The theory has some truth behind it: Biden has struggled with young voters, who are a major part of Swift’s fanbase and a reason Biden aides are hopeful an endorsement will arrive before the election. Swift’s endorsement could help encourage some of her 279 million Instagram followers to register to vote, or even to raise cash for Biden.

But just ask former Tennessee Governor Phil Bredesen, who earned Swift’s endorsement in a 2018 Senate race, if the pop megastar can guarantee a victory. (Bredesen lost to GOP Senator Marsha Blackburn by 11 points.)

Though even as the conservative podcasting and media spheres hype the dangers of a Swift endorsement to Trump, some of the most right-wing members of Congress aren’t convinced there’s anything political to the Swift-Kelce coupling.
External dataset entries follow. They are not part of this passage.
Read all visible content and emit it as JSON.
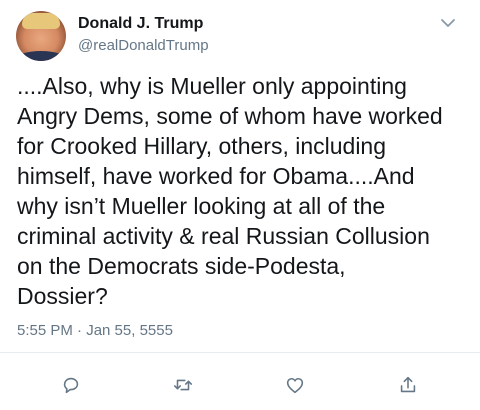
{
  "tweet": {
    "author_name": "Donald J. Trump",
    "author_handle": "@realDonaldTrump",
    "text": "....Also, why is Mueller only appointing\nAngry Dems, some of whom have worked\nfor Crooked Hillary, others, including\nhimself, have worked for Obama....And\nwhy isn’t Mueller looking at all of the\ncriminal activity & real Russian Collusion\non the Democrats side-Podesta,\nDossier?",
    "timestamp": "5:55 PM · Jan 55, 5555"
  },
  "actions": [
    {
      "icon": "reply-icon"
    },
    {
      "icon": "retweet-icon"
    },
    {
      "icon": "like-icon"
    },
    {
      "icon": "share-icon"
    }
  ],
  "colors": {
    "text": "#14171a",
    "secondary": "#657786",
    "divider": "#e6ecf0"
  }
}
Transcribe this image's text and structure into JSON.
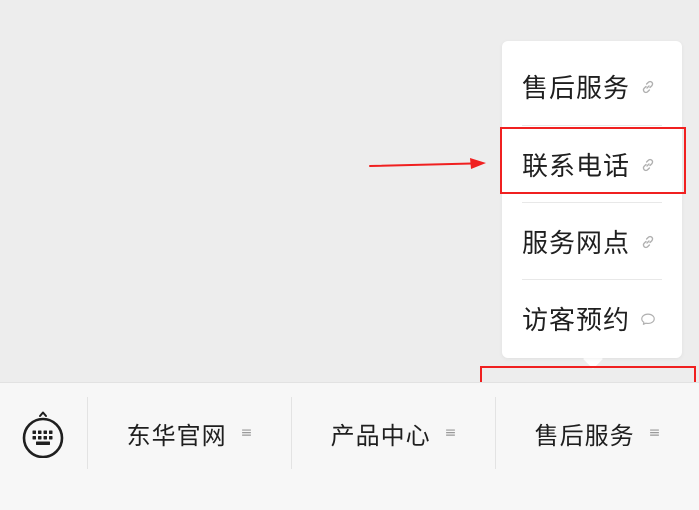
{
  "submenu": {
    "items": [
      {
        "label": "售后服务",
        "icon": "link-icon"
      },
      {
        "label": "联系电话",
        "icon": "link-icon"
      },
      {
        "label": "服务网点",
        "icon": "link-icon"
      },
      {
        "label": "访客预约",
        "icon": "chat-bubble-icon"
      }
    ]
  },
  "menu_bar": {
    "keyboard_icon": "keyboard-icon",
    "items": [
      {
        "label": "东华官网",
        "icon": "menu-icon"
      },
      {
        "label": "产品中心",
        "icon": "menu-icon"
      },
      {
        "label": "售后服务",
        "icon": "menu-icon"
      }
    ]
  },
  "colors": {
    "background": "#ededed",
    "panel": "#ffffff",
    "bar": "#f7f7f7",
    "annotation_red": "#f02020",
    "icon_gray": "#b0b0b0"
  }
}
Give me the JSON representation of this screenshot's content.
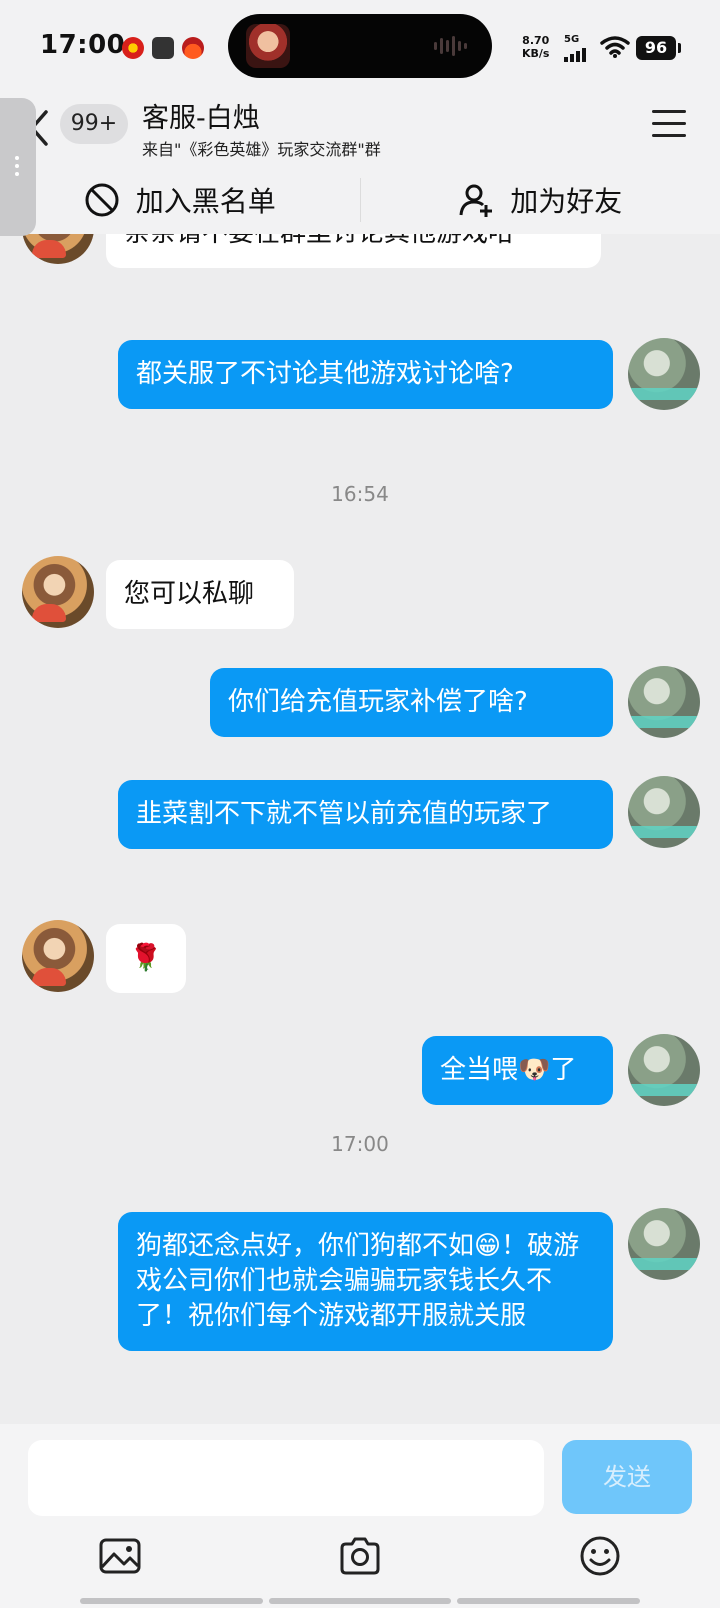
{
  "status_bar": {
    "time": "17:00",
    "net_speed_value": "8.70",
    "net_speed_unit": "KB/s",
    "network": "5G",
    "battery": "96"
  },
  "header": {
    "unread_count": "99+",
    "title": "客服-白烛",
    "subtitle": "来自\"《彩色英雄》玩家交流群\"群",
    "menu_icon": "hamburger-icon"
  },
  "actions": {
    "blacklist": "加入黑名单",
    "add_friend": "加为好友"
  },
  "messages": [
    {
      "side": "in",
      "text": "亲亲请不要在群里讨论其他游戏哈"
    },
    {
      "side": "out",
      "text": "都关服了不讨论其他游戏讨论啥?"
    },
    {
      "side": "in",
      "text": "您可以私聊"
    },
    {
      "side": "out",
      "text": "你们给充值玩家补偿了啥?"
    },
    {
      "side": "out",
      "text": "韭菜割不下就不管以前充值的玩家了"
    },
    {
      "side": "in",
      "text": "🌹"
    },
    {
      "side": "out",
      "text": "全当喂🐶了"
    },
    {
      "side": "out",
      "text": "狗都还念点好，你们狗都不如😁！破游戏公司你们也就会骗骗玩家钱长久不了！祝你们每个游戏都开服就关服"
    }
  ],
  "timestamps": [
    "16:54",
    "17:00"
  ],
  "composer": {
    "input_value": "",
    "send_label": "发送",
    "tools": [
      "image-icon",
      "camera-icon",
      "emoji-icon"
    ]
  }
}
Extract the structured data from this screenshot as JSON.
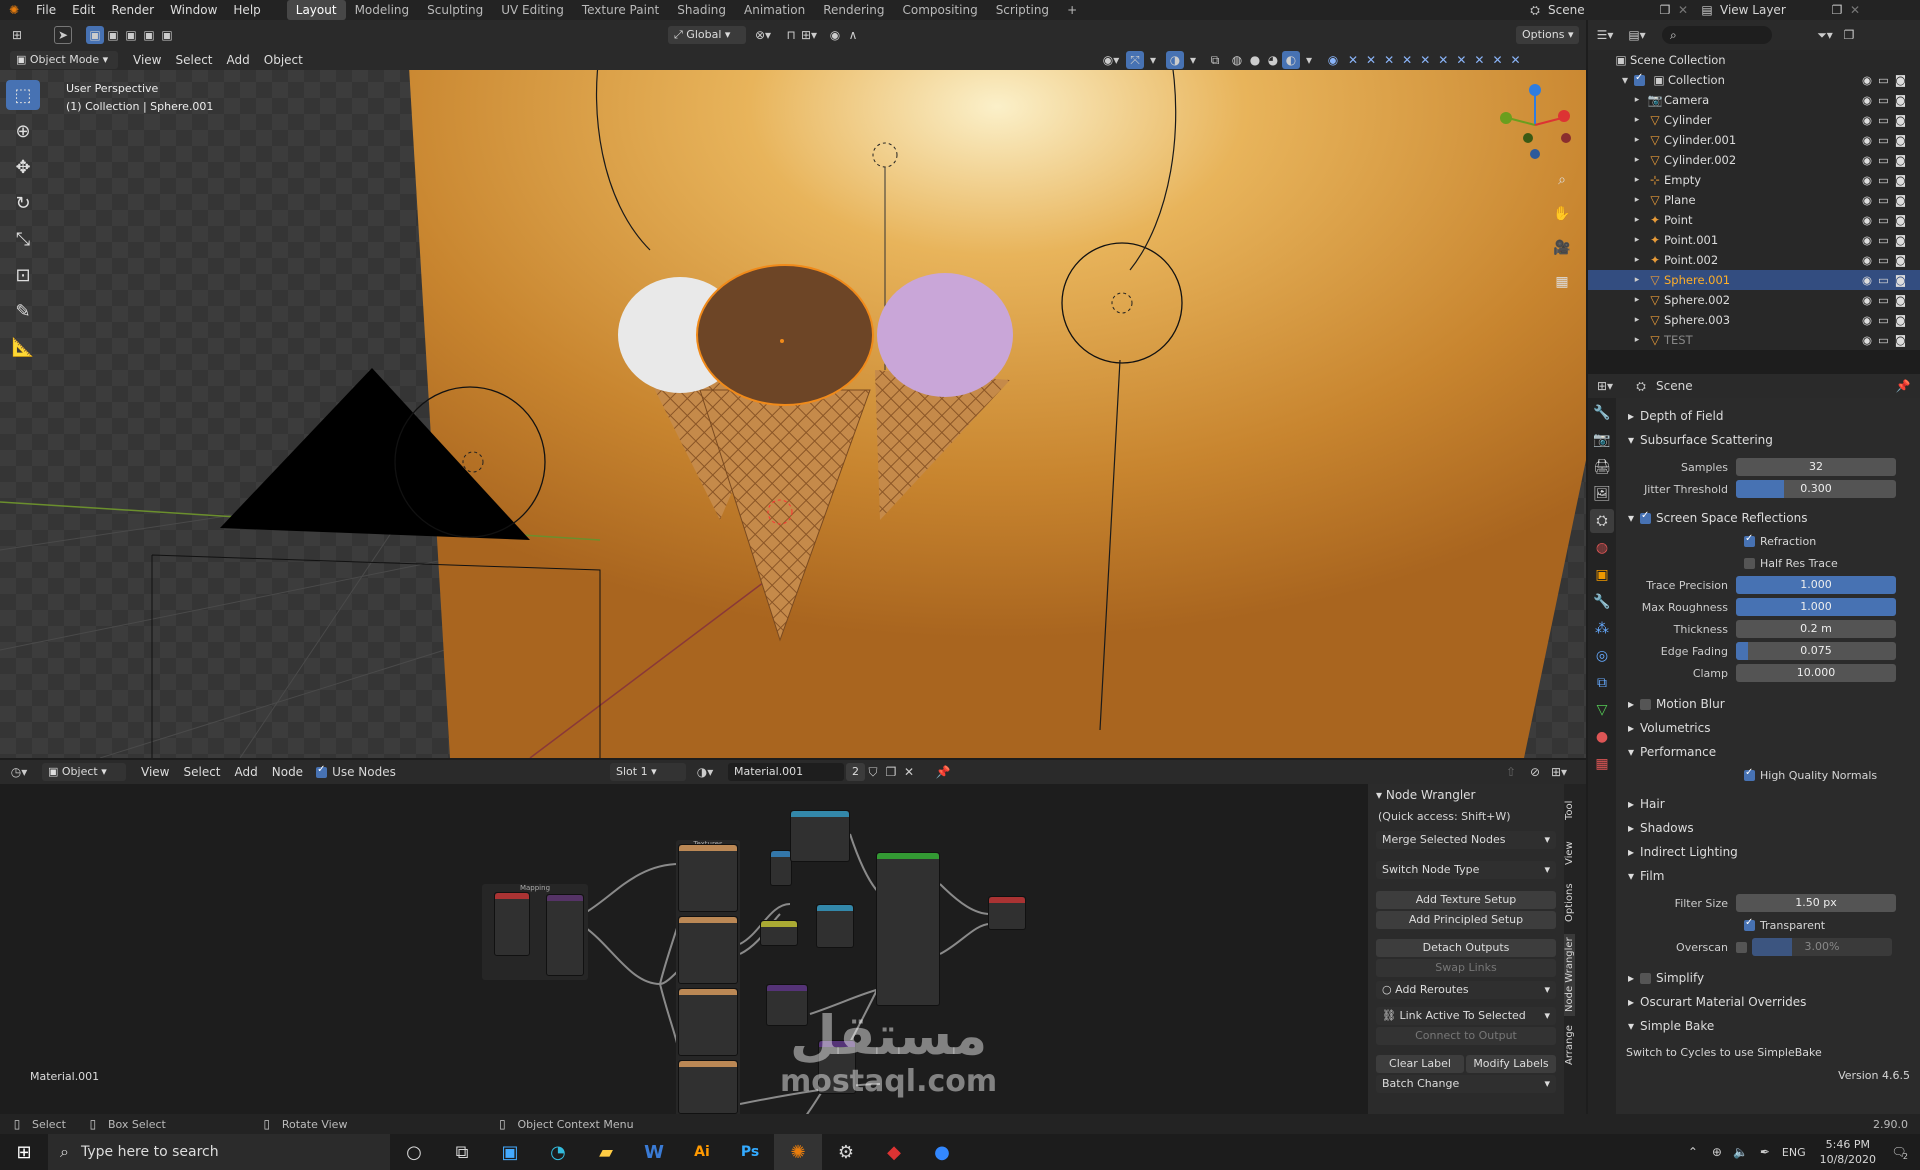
{
  "topbar": {
    "menus": [
      "File",
      "Edit",
      "Render",
      "Window",
      "Help"
    ],
    "workspaces": [
      "Layout",
      "Modeling",
      "Sculpting",
      "UV Editing",
      "Texture Paint",
      "Shading",
      "Animation",
      "Rendering",
      "Compositing",
      "Scripting"
    ],
    "active_workspace": "Layout",
    "scene": "Scene",
    "view_layer": "View Layer"
  },
  "viewport": {
    "mode": "Object Mode",
    "menus": [
      "View",
      "Select",
      "Add",
      "Object"
    ],
    "orientation": "Global",
    "options": "Options",
    "info_line1": "User Perspective",
    "info_line2": "(1) Collection | Sphere.001"
  },
  "outliner": {
    "root": "Scene Collection",
    "collection": "Collection",
    "items": [
      {
        "name": "Camera",
        "icon": "camera-icon"
      },
      {
        "name": "Cylinder",
        "icon": "mesh-icon"
      },
      {
        "name": "Cylinder.001",
        "icon": "mesh-icon"
      },
      {
        "name": "Cylinder.002",
        "icon": "mesh-icon"
      },
      {
        "name": "Empty",
        "icon": "empty-icon"
      },
      {
        "name": "Plane",
        "icon": "mesh-icon"
      },
      {
        "name": "Point",
        "icon": "light-icon"
      },
      {
        "name": "Point.001",
        "icon": "light-icon"
      },
      {
        "name": "Point.002",
        "icon": "light-icon"
      },
      {
        "name": "Sphere.001",
        "icon": "mesh-icon",
        "selected": true
      },
      {
        "name": "Sphere.002",
        "icon": "mesh-icon"
      },
      {
        "name": "Sphere.003",
        "icon": "mesh-icon"
      },
      {
        "name": "TEST",
        "icon": "mesh-icon",
        "dim": true
      }
    ]
  },
  "properties": {
    "context": "Scene",
    "depth_of_field": "Depth of Field",
    "sss": {
      "title": "Subsurface Scattering",
      "samples_label": "Samples",
      "samples": "32",
      "jitter_label": "Jitter Threshold",
      "jitter": "0.300",
      "jitter_fill": 0.3
    },
    "ssr": {
      "title": "Screen Space Reflections",
      "refraction": "Refraction",
      "half_res": "Half Res Trace",
      "trace_label": "Trace Precision",
      "trace": "1.000",
      "rough_label": "Max Roughness",
      "rough": "1.000",
      "thick_label": "Thickness",
      "thick": "0.2 m",
      "edge_label": "Edge Fading",
      "edge": "0.075",
      "edge_fill": 0.075,
      "clamp_label": "Clamp",
      "clamp": "10.000"
    },
    "motion_blur": "Motion Blur",
    "volumetrics": "Volumetrics",
    "performance": "Performance",
    "hq_normals": "High Quality Normals",
    "hair": "Hair",
    "shadows": "Shadows",
    "indirect": "Indirect Lighting",
    "film": "Film",
    "filter_label": "Filter Size",
    "filter": "1.50 px",
    "transparent": "Transparent",
    "overscan_label": "Overscan",
    "overscan": "3.00%",
    "simplify": "Simplify",
    "oscurart": "Oscurart Material Overrides",
    "simple_bake": "Simple Bake",
    "bake_note": "Switch to Cycles to use SimpleBake",
    "version": "Version 4.6.5"
  },
  "node_editor": {
    "type": "Object",
    "menus": [
      "View",
      "Select",
      "Add",
      "Node"
    ],
    "use_nodes": "Use Nodes",
    "slot": "Slot 1",
    "material": "Material.001",
    "users": "2",
    "label": "Material.001",
    "frame_textures": "Textures",
    "frame_mapping": "Mapping"
  },
  "node_wrangler": {
    "title": "Node Wrangler",
    "quick": "(Quick access: Shift+W)",
    "merge": "Merge Selected Nodes",
    "switch": "Switch Node Type",
    "add_tex": "Add Texture Setup",
    "add_pr": "Add Principled Setup",
    "detach": "Detach Outputs",
    "swap": "Swap Links",
    "reroutes": "Add Reroutes",
    "link_active": "Link Active To Selected",
    "connect": "Connect to Output",
    "clear": "Clear Label",
    "modify": "Modify Labels",
    "batch": "Batch Change",
    "tabs": [
      "Tool",
      "View",
      "Options",
      "Node Wrangler",
      "Arrange"
    ]
  },
  "statusbar": {
    "select": "Select",
    "box": "Box Select",
    "rotate": "Rotate View",
    "context": "Object Context Menu",
    "version": "2.90.0"
  },
  "taskbar": {
    "search": "Type here to search",
    "time": "5:46 PM",
    "date": "10/8/2020",
    "lang": "ENG",
    "notif": "2"
  },
  "watermark": {
    "ar": "مستقل",
    "en": "mostaql.com"
  }
}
“I’m a sports fan and if I’m watching a game, I’m watching the game,” Rep. Marjorie Taylor Greene (R-Ga.) told HuffPost. Greene herself has been involved in online conspiracism, and said she’s seen some of the speculation about Swift, but didn’t care to comment.

“Taylor Swift, she’s an entertainer,” Greene said. “Apparently, she’s dating a football player.”

Other House Republicans said they hadn’t heard of what’s going on. Rep. Eric Burlison (R-Mo.) said he only wanted the Chiefs to win the Super Bowl. “She’s not adding to anything to help them be more successful,” Burlison said.

Rep. Tim Burchett (R-Tenn.) joked that maybe Swift is a “double deep plant” who will actually help Republicans.

“I remember when she was country — she was in Nashville, and I like country music,” he said. “I’m not a pop person.”